Consequently, whenever one can roll up for a credit, a situation that would normally
arise only on more volatile stocks, he should do so.
Another choice that may occur at or near expiration is that of rolling down. The
case may arise whereby one has allowed a written call to expire worthless with the
stock more than a small distance below the striking price. The writer is then faced
with the decision of either writing a small-premium out-of-the-money call or a larg­
er-premium in-the-money call. Again, an example may prove to be useful.
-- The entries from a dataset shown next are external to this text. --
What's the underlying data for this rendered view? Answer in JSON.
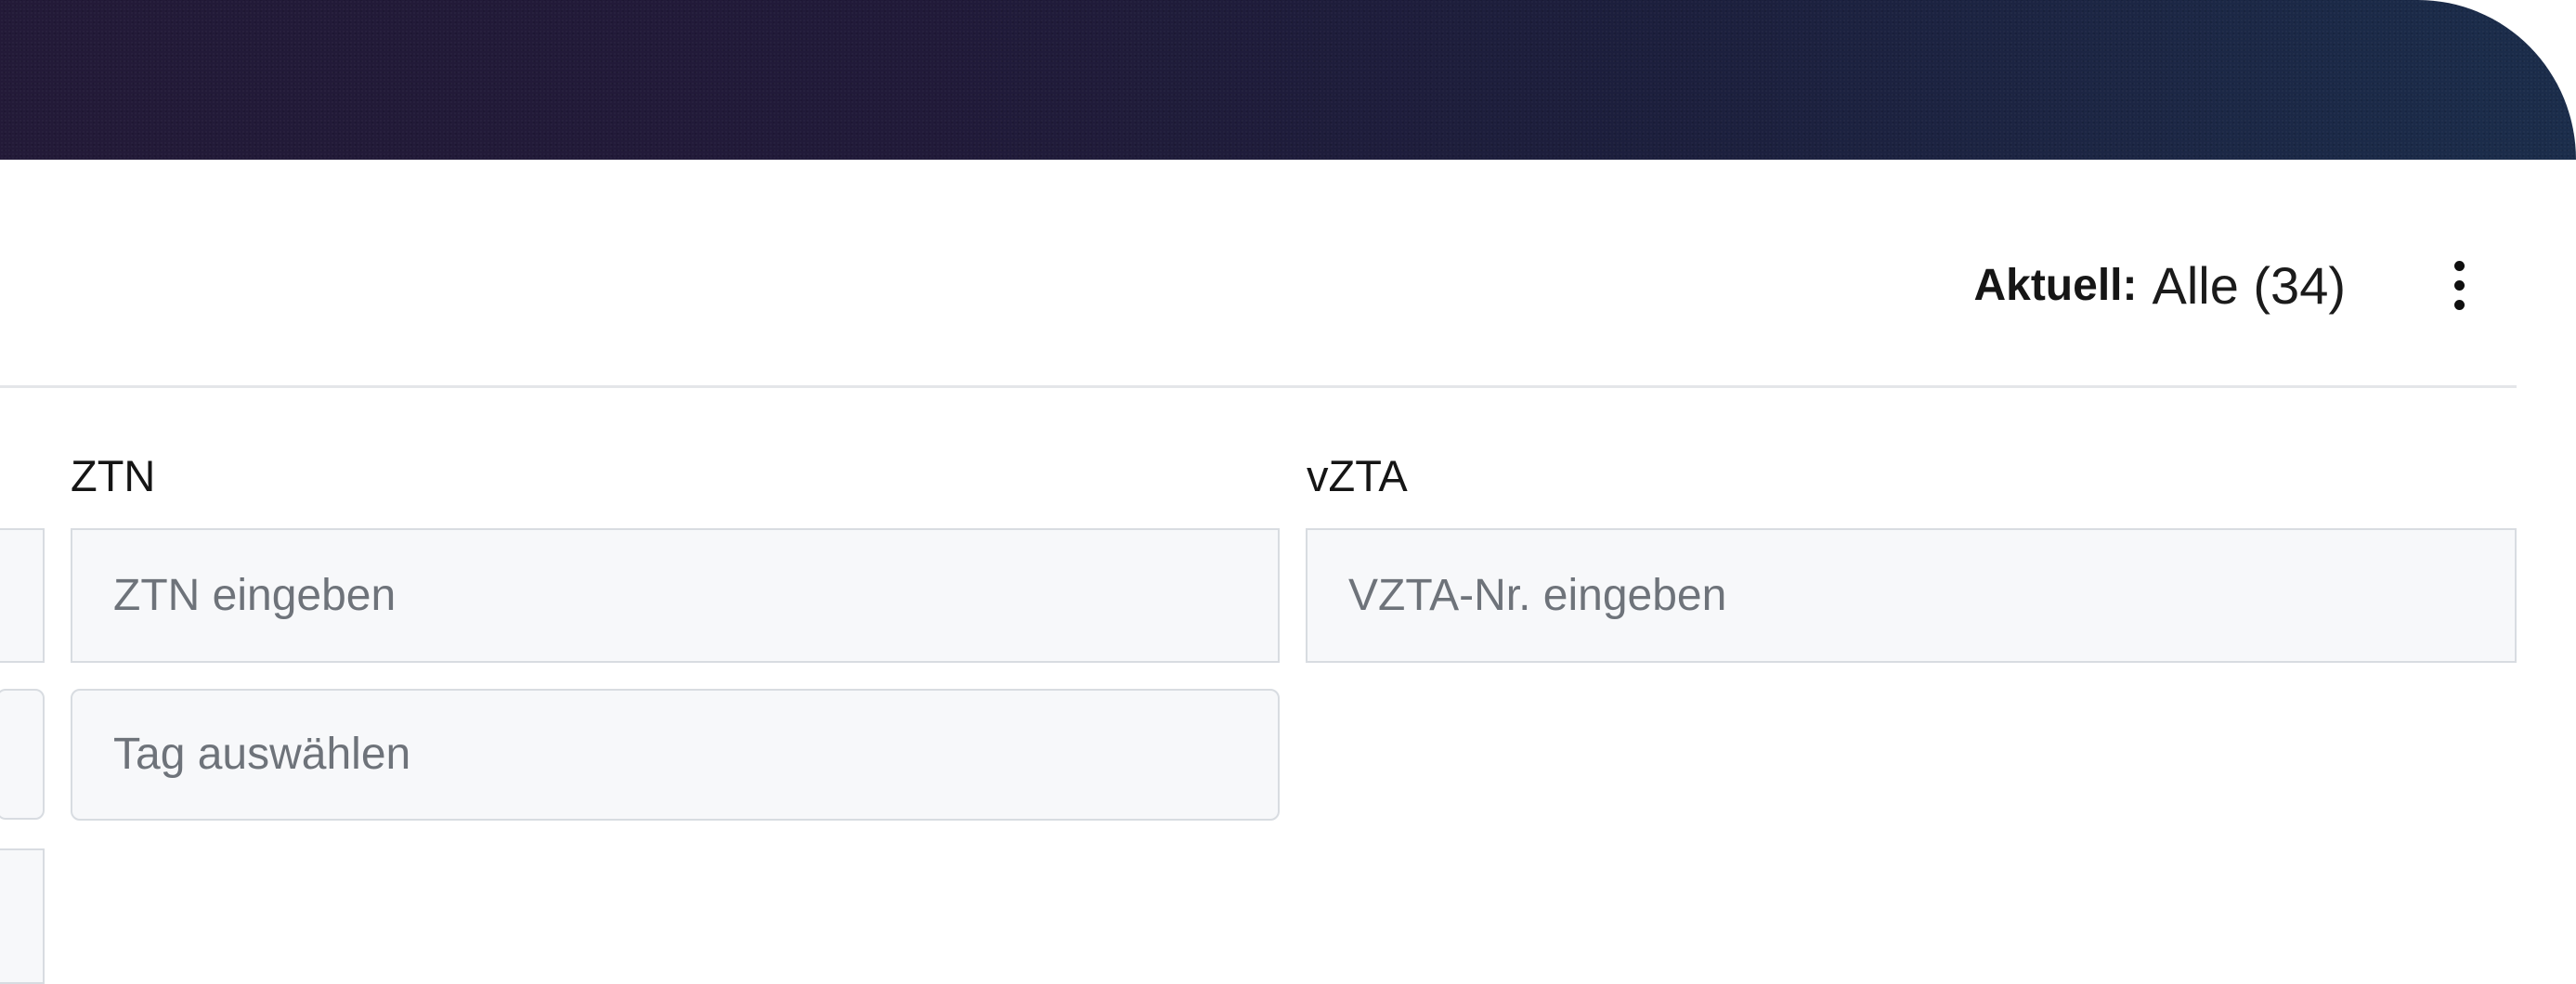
{
  "status": {
    "label": "Aktuell:",
    "value": "Alle (34)"
  },
  "actions": {
    "more_icon": "more-vertical-icon"
  },
  "filters": {
    "ztn": {
      "label": "ZTN",
      "placeholder": "ZTN eingeben"
    },
    "vzta": {
      "label": "vZTA",
      "placeholder": "VZTA-Nr. eingeben"
    },
    "tag": {
      "placeholder": "Tag auswählen"
    }
  },
  "colors": {
    "header_gradient_start": "#231a38",
    "header_gradient_end": "#1b2d4b",
    "input_background": "#f7f8fa",
    "input_border": "#d8dce1",
    "placeholder_text": "#6e737a"
  }
}
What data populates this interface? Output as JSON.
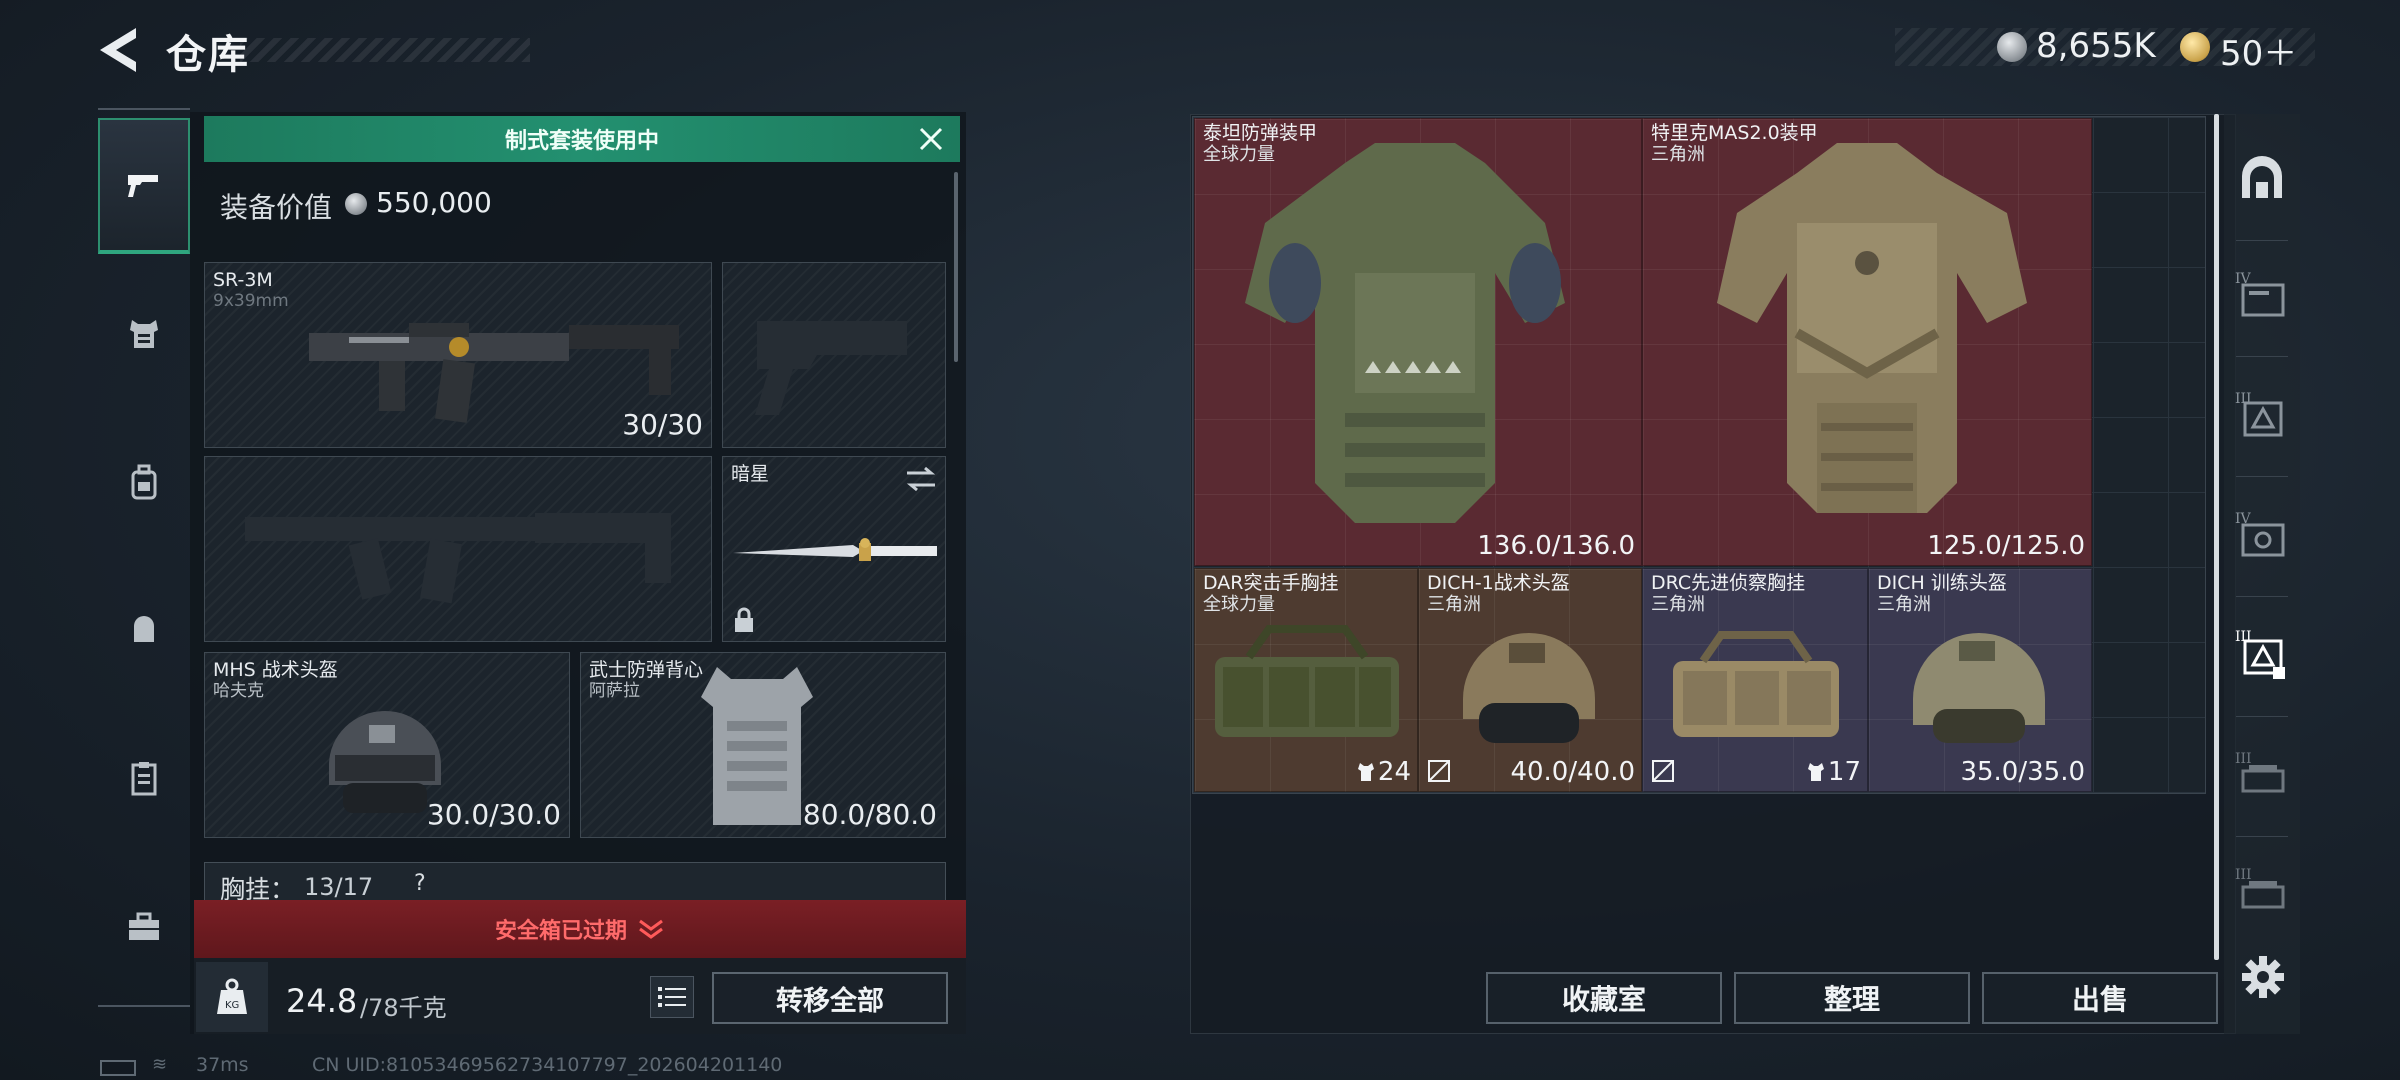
{
  "header": {
    "title": "仓库",
    "currency": {
      "silver_value": "8,655K",
      "gold_value": "50＋"
    }
  },
  "loadout": {
    "preset_banner": "制式套装使用中",
    "equip_value_label": "装备价值",
    "equip_value": "550,000",
    "primary_weapon": {
      "name": "SR-3M",
      "caliber": "9x39mm",
      "ammo": "30/30"
    },
    "melee": {
      "name": "暗星"
    },
    "helmet": {
      "name": "MHS 战术头盔",
      "map": "哈夫克",
      "durability": "30.0/30.0"
    },
    "armor": {
      "name": "武士防弹背心",
      "map": "阿萨拉",
      "durability": "80.0/80.0"
    },
    "chest_rig_label": "胸挂：",
    "chest_rig_value": "13/17",
    "chest_rig_help": "?",
    "safe_box_status": "安全箱已过期",
    "weight_current": "24.8",
    "weight_max": "/78千克",
    "transfer_all": "转移全部"
  },
  "status": {
    "ping": "37ms",
    "uid": "CN UID:81053469562734107797_202604201140"
  },
  "storage": {
    "items": [
      {
        "name": "泰坦防弹装甲",
        "map": "全球力量",
        "durability": "136.0/136.0",
        "rarity_color": "#5a2a32"
      },
      {
        "name": "特里克MAS2.0装甲",
        "map": "三角洲",
        "durability": "125.0/125.0",
        "rarity_color": "#5a2a32"
      },
      {
        "name": "DAR突击手胸挂",
        "map": "全球力量",
        "count": "24",
        "rarity_color": "#4e3b30"
      },
      {
        "name": "DICH-1战术头盔",
        "map": "三角洲",
        "durability": "40.0/40.0",
        "rarity_color": "#4e3b30"
      },
      {
        "name": "DRC先进侦察胸挂",
        "map": "三角洲",
        "count": "17",
        "rarity_color": "#3a3950"
      },
      {
        "name": "DICH 训练头盔",
        "map": "三角洲",
        "durability": "35.0/35.0",
        "rarity_color": "#3a3950"
      }
    ],
    "buttons": {
      "collection": "收藏室",
      "organize": "整理",
      "sell": "出售"
    }
  },
  "left_rail": [
    "pistol-icon",
    "armor-icon",
    "backpack-icon",
    "bag-icon",
    "clipboard-icon",
    "toolbox-icon"
  ],
  "right_rail": [
    "shelter-icon",
    "tier-iv-folder-icon",
    "tier-iii-box-icon",
    "tier-iv-folder-icon",
    "tier-iii-box-icon",
    "tier-iii-tray-icon",
    "tier-iii-tray-icon"
  ]
}
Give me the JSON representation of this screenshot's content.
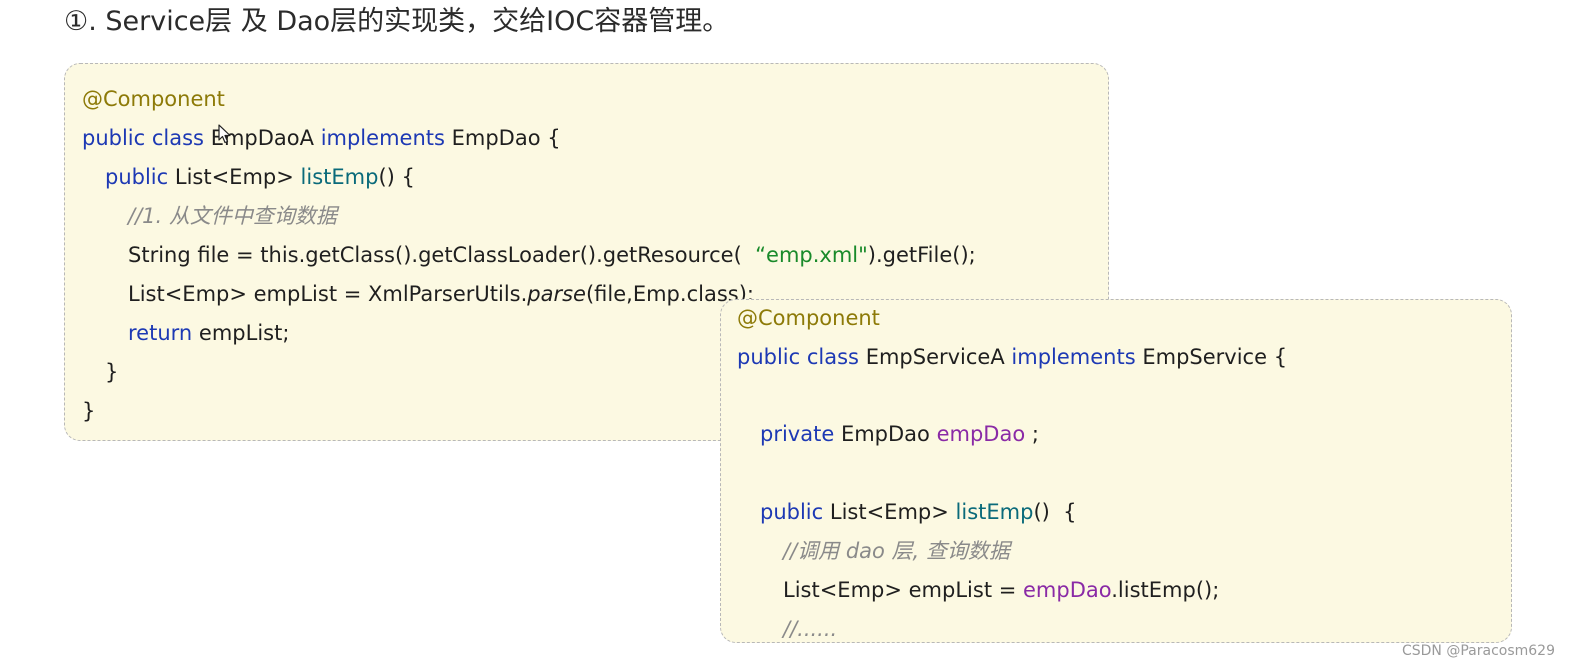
{
  "heading": "①. Service层 及 Dao层的实现类，交给IOC容器管理。",
  "watermark": "CSDN @Paracosm629",
  "dao_code": {
    "annotation": "@Component",
    "l2_kw": "public class",
    "l2_cls": "EmpDaoA",
    "l2_impl": "implements",
    "l2_iface": "EmpDao {",
    "l3_kw": "public",
    "l3_type": "List<Emp>",
    "l3_fn": "listEmp",
    "l3_rest": "() {",
    "l4_comment": "//1. 从文件中查询数据",
    "l5_pre": "String file = this.getClass().getClassLoader().getResource(",
    "l5_str": "“emp.xml\"",
    "l5_post": ").getFile();",
    "l6_pre": "List<Emp> empList = XmlParserUtils.",
    "l6_method": "parse",
    "l6_post": "(file,Emp.class);",
    "l7_kw": "return",
    "l7_rest": "empList;",
    "l8": "}",
    "l9": "}"
  },
  "service_code": {
    "annotation": "@Component",
    "l2_kw": "public class",
    "l2_cls": "EmpServiceA",
    "l2_impl": "implements",
    "l2_iface": "EmpService {",
    "l3_kw": "private",
    "l3_type": "EmpDao",
    "l3_field": "empDao",
    "l3_end": ";",
    "l4_kw": "public",
    "l4_type": "List<Emp>",
    "l4_fn": "listEmp",
    "l4_rest": "()  {",
    "l5_comment": "//调用 dao 层, 查询数据",
    "l6_pre": "List<Emp> empList =",
    "l6_field": "empDao",
    "l6_post": ".listEmp();",
    "l7_comment": "//......"
  },
  "colors": {
    "keyword": "#1d39b4",
    "function": "#0a6a7a",
    "annotation": "#8d7a08",
    "string": "#198a2a",
    "field": "#8a2aa6",
    "comment": "#8a8a8a",
    "box_background": "#fcf9e2"
  },
  "icons": [
    "mouse-pointer-icon"
  ]
}
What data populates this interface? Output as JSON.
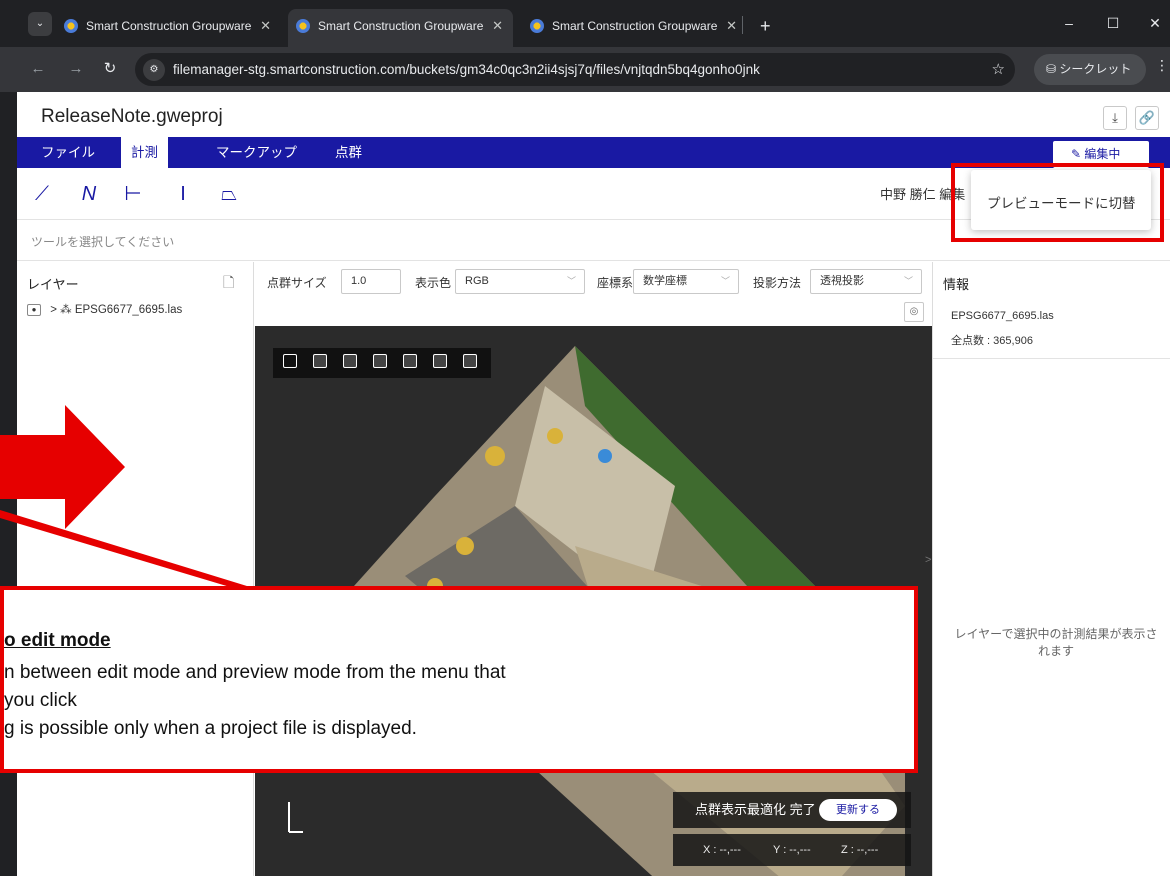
{
  "browser": {
    "tabs": [
      {
        "title": "Smart Construction Groupware",
        "close": "✕"
      },
      {
        "title": "Smart Construction Groupware",
        "close": "✕"
      },
      {
        "title": "Smart Construction Groupware",
        "close": "✕"
      }
    ],
    "new_tab": "+",
    "url": "filemanager-stg.smartconstruction.com/buckets/gm34c0qc3n2ii4sjsj7q/files/vnjtqdn5bq4gonho0jnk",
    "incognito_label": "シークレット"
  },
  "app": {
    "title": "ReleaseNote.gweproj",
    "menu": [
      "ファイル",
      "計測",
      "マークアップ",
      "点群"
    ],
    "active_menu": "計測",
    "edit_button": "編集中",
    "user_info": "中野 勝仁 編集",
    "hint": "ツールを選択してください"
  },
  "layers": {
    "header": "レイヤー",
    "items": [
      {
        "name": "EPSG6677_6695.las"
      }
    ]
  },
  "viewer_controls": {
    "point_size_label": "点群サイズ",
    "point_size_value": "1.0",
    "color_label": "表示色",
    "color_value": "RGB",
    "coord_label": "座標系",
    "coord_value": "数学座標",
    "projection_label": "投影方法",
    "projection_value": "透視投影"
  },
  "canvas": {
    "optimization_text": "点群表示最適化 完了",
    "update_button": "更新する",
    "coord_x": "X : --,---",
    "coord_y": "Y : --,---",
    "coord_z": "Z : --,---"
  },
  "info": {
    "header": "情報",
    "file": "EPSG6677_6695.las",
    "count": "全点数 : 365,906",
    "empty_message": "レイヤーで選択中の計測結果が表示されます"
  },
  "tooltip": {
    "text": "プレビューモードに切替"
  },
  "callout": {
    "title": "o edit mode",
    "lines": [
      "n between edit mode and preview mode from the menu that",
      " you click",
      "g is possible only when a project file is displayed."
    ]
  },
  "colors": {
    "brand": "#1919a3",
    "annotation_red": "#e60000"
  }
}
Example: Just after the January 25 call has expired worthless,
XYZ is at 22,
XYZ July 25 call at ¾, and
XYZ July 20 call at 3½.
If the investor were now to write the July 25 call, he would be receiving only¾ of a
point of downside protection. However, his maximum profit potential would be quite
large if XYZ could rally to 25 by expiration. On the other hand, the July 20 at 3½ is
an attractive write that affords substantial downside protection, and its 1 ½ points of
time value premium are twice that offered by the July 25 call. In a purely analytic
sense, one should not base his decision on what his performance has been to date,
but that is a difficult axiom to apply in practice. If this investor owns XYZ at a high­
er price, he will almost surely opt for the July 25 call. If, however, he owns XYZ at
approximately the same price, he will have no qualms about writing the July 20 call.
There is no absolute rule that can be applied to all such situations, but one is usual­
ly better off writing the call that provides the best balance between return and down­
side protection at all times. Only if one is bullish on the underlying stock should he
write the July 25 call.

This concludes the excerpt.